15 Karyawan PT Salem Terpapar Corona, Ratusan Karyawan Swab Massal

0
Bhasafm
Ratusan karyawan PT salem dilakukan tes swab massal (foto: doc)

Situbondo- Sebanyak 15 orang karyawan PT Salem atau PT Panca Mitra Multi Perdana (PMMP), di Desa Landangan, Kecamatan Kapongan, terpapar virus Corona. Petugas kesehatan melakukan tes Swab massal terhadap ratusan karyawan lainnya.

Menurut Plt. Kepala Dinas Kesehatan Situbondo, Ahmad Yulianto, ditemukan 15 karyawan terkonfirmasi positif Coronavirus. Sebagian besar dari mereka berasal dari Kabupaten Bondowoso.

“Ada 15 orang karyawan positif dan sebanyak 14 orang berasal dari Bondowoso, sedangkan satu karyawan berasal dari Kecamatan Mangaran,” ujarnya, 27 Juli 2020.

Yulianto menambahkan, PT PMMP memiliki ribuan karyawan. Petugas kesehatan melakukan tes Swab massal terhadap 130 orang karyawan, karena mereka yang memiliki kontak erat dengan pasien positif.

Dijelaskan, belum diketahui asal usul penularan virus Corona di perusahaan pengepakan udang tersebut. Pihak perusahaan telah mengistirahatkan karyawan dan melakukan isolasi mandiri sejak ditetapkan terkonfirmasi positif.

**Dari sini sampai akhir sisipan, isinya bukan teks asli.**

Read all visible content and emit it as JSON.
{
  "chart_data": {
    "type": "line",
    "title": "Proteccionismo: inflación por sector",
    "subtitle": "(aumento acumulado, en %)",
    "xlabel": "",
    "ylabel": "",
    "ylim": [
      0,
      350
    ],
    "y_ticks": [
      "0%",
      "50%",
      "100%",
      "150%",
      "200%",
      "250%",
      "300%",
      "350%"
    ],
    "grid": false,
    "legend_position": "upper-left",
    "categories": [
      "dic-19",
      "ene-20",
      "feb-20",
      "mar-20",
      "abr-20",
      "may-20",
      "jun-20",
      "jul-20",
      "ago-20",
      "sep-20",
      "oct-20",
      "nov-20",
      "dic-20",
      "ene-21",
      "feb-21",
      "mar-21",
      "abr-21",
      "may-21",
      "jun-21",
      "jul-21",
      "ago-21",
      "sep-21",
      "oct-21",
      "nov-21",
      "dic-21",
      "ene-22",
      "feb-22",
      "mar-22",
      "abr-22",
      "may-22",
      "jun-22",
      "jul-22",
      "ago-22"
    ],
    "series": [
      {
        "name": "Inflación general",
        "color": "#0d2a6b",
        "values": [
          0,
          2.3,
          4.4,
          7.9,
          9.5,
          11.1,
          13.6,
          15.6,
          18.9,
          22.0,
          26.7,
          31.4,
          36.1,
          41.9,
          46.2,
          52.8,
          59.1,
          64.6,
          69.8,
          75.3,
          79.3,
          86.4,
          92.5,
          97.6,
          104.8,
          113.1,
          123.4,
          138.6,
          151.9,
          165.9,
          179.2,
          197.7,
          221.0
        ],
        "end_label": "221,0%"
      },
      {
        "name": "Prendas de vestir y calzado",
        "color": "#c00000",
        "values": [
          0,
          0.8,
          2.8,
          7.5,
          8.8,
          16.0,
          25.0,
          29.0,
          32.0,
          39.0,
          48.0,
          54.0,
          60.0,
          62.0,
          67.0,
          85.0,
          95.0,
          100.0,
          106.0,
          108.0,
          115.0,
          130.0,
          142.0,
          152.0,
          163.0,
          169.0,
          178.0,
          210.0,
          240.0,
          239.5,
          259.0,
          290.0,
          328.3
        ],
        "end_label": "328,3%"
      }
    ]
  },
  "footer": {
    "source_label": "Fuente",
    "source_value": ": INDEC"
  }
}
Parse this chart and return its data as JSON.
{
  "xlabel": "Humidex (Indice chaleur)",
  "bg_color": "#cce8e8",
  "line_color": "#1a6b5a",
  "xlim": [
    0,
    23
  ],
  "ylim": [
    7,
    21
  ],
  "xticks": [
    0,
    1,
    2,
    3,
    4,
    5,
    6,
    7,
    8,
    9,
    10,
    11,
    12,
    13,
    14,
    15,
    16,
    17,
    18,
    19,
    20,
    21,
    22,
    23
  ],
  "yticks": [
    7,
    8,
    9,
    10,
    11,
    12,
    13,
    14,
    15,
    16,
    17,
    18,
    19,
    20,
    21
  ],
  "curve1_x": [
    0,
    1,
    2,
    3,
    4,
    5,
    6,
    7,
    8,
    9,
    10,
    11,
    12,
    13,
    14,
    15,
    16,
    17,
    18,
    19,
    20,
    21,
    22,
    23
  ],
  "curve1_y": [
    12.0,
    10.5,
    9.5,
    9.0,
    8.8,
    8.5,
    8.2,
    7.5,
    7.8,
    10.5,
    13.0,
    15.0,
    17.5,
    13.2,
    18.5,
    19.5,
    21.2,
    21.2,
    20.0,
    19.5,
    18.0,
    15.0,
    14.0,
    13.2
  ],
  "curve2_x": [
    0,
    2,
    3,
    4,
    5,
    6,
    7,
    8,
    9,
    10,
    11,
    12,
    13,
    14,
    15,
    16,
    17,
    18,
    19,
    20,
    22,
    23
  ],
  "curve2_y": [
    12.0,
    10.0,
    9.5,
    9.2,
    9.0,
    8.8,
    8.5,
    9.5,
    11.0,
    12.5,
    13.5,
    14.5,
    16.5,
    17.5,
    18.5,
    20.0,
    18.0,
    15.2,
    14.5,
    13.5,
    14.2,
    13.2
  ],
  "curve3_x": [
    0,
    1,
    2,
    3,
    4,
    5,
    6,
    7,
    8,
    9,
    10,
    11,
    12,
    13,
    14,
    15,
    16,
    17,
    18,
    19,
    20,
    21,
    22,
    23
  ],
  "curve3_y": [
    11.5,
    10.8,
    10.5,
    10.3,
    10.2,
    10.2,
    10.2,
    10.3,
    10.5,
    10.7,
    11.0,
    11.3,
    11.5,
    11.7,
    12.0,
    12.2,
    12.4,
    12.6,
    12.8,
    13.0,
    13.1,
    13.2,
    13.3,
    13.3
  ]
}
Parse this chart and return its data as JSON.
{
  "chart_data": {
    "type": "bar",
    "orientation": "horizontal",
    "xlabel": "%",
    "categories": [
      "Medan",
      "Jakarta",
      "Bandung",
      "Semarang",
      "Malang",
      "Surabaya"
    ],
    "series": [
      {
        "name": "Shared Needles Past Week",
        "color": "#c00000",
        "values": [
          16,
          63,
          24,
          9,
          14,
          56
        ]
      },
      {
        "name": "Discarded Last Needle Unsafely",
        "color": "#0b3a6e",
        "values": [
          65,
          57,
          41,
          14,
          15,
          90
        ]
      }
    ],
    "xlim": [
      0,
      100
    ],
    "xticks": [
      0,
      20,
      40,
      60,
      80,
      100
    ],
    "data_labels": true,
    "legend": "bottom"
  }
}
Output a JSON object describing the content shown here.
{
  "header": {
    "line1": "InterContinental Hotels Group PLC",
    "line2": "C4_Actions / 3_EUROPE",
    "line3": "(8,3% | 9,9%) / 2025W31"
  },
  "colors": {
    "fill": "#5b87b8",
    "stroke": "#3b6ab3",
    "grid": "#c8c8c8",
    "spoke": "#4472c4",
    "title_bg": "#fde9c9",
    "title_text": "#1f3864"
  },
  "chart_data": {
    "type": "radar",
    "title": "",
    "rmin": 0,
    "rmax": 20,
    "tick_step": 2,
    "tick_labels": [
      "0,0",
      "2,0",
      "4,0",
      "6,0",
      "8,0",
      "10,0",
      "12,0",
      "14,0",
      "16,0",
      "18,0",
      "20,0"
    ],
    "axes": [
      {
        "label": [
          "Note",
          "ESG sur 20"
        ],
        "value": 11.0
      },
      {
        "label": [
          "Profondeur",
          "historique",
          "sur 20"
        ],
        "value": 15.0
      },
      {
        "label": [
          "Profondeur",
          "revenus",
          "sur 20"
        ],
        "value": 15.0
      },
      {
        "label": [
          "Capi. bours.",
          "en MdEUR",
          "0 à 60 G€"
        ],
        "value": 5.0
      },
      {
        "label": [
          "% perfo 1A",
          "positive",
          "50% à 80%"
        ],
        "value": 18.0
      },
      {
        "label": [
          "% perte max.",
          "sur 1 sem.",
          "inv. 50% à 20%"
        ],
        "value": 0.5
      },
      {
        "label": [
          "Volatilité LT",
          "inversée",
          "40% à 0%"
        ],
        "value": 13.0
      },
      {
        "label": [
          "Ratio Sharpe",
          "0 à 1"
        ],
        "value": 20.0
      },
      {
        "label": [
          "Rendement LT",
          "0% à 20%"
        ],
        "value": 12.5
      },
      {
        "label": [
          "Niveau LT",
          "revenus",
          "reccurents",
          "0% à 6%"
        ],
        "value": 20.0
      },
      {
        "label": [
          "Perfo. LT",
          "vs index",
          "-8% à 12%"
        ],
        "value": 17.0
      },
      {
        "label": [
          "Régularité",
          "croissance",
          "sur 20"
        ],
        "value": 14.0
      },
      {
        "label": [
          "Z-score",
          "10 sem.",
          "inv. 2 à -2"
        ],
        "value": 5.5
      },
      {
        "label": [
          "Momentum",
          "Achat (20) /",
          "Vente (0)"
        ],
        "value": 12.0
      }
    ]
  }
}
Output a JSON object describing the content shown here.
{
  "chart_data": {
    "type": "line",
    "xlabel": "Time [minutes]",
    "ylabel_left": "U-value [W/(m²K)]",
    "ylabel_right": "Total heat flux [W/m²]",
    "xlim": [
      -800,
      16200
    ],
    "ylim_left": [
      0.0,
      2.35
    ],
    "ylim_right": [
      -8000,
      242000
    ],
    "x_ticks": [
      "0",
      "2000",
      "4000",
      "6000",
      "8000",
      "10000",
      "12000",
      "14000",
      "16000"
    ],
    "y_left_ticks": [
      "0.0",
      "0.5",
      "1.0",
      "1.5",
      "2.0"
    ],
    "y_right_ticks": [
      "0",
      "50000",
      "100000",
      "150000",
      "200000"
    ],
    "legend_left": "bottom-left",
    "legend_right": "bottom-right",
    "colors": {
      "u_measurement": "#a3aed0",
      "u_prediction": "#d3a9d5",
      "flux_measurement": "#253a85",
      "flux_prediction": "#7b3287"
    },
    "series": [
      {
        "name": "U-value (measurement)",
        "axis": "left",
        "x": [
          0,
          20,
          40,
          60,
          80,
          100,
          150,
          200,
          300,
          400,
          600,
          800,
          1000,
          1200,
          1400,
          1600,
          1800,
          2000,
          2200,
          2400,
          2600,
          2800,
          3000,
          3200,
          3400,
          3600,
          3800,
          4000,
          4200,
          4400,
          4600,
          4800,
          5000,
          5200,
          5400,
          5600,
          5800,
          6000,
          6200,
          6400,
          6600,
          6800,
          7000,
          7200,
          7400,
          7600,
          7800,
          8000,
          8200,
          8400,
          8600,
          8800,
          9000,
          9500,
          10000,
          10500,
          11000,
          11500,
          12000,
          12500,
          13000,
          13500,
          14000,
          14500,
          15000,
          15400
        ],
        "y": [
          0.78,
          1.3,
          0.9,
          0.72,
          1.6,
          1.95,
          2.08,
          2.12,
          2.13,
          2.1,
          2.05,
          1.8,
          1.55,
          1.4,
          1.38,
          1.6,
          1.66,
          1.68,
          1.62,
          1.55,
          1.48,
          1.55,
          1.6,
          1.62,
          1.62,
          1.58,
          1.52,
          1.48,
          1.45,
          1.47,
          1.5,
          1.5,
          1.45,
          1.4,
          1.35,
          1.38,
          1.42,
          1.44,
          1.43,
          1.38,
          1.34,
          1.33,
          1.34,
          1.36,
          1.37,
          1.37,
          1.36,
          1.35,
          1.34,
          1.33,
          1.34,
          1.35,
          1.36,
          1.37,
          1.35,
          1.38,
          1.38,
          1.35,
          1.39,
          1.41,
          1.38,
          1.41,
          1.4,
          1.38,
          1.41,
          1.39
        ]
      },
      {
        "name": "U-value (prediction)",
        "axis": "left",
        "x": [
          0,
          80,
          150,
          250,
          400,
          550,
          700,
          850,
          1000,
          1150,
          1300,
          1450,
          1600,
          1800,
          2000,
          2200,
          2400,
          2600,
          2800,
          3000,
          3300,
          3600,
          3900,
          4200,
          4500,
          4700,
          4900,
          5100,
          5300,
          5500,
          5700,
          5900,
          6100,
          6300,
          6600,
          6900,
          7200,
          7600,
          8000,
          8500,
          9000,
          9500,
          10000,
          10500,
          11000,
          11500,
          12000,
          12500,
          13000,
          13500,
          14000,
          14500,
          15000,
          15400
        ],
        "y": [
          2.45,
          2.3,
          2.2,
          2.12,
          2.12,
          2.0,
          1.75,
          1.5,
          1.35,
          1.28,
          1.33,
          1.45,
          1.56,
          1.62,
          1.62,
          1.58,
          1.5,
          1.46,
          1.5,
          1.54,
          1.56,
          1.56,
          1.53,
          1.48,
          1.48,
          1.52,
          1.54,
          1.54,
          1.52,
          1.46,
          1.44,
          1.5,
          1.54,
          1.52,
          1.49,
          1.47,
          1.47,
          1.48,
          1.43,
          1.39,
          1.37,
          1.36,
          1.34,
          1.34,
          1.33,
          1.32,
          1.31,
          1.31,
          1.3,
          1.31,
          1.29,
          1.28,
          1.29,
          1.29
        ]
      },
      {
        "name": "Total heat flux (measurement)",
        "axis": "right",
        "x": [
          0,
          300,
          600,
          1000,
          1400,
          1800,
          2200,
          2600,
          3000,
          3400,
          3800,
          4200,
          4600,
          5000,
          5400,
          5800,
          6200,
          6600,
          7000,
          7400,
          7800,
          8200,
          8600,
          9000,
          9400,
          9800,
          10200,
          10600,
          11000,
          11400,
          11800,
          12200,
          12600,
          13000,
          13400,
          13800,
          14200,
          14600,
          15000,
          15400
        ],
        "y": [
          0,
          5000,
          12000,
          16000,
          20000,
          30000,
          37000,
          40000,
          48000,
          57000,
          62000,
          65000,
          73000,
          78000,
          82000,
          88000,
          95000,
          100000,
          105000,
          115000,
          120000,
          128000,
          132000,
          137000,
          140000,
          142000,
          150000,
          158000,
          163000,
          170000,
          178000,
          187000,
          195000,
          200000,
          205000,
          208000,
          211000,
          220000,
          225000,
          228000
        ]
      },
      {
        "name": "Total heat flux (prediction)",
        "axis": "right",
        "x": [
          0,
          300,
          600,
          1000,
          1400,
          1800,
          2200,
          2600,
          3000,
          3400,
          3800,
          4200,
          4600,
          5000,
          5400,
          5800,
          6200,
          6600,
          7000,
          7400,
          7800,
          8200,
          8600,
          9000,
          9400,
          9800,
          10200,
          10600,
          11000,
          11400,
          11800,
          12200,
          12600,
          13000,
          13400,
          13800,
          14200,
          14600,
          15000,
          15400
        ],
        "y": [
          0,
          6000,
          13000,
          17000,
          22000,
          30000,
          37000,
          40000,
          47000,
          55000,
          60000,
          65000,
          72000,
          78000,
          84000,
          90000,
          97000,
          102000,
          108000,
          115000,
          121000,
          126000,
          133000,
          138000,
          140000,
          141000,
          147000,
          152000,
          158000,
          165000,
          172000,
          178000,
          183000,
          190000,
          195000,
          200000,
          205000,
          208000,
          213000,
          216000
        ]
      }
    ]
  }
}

BACA JUGA :  Rapat Yudisium UAQ

“Dari mana mereka tertular masih dilakukan penyelidikan epidemiologi. Bisa jadi salah satu karyawan tertular di lingkungan rumahnya,” katanya.

Dikonfirmasi terpisah, Bupati Situbondo Dadang Wigiarto, mengaku akan berkoordinasi dengan Pemerintah Provinsi Jawa Timur, untuk mengambil langkah lanjutan terkait penyebaran Coronavirus di PT PMMP.

“Mungkin besok sudah ada kejelasan apa langkah pemerintah berikutnya. Saat ini kita fokus pencegahan melalui Swab massal,” ujarnya.

Sementara itu, data terbaru gugus tugas menyebutkan, saat ini  jumlah total warga Situbondo terpapar virus Corona tetap 205 orang pasien. Tidak ada tambahan pasien baru, hanya ada tambahan satu orang pasien sembuh menjadi 168 orang.

Sedangkan pasien Corona yang masih dalam perawatan berjumlah 26 orang,  terdiri dari tiga orang pasien rawat di rumah sakit. Enam orang pasien karantina di gedung observasi, serta 17 orang pasien isolasi mandiri.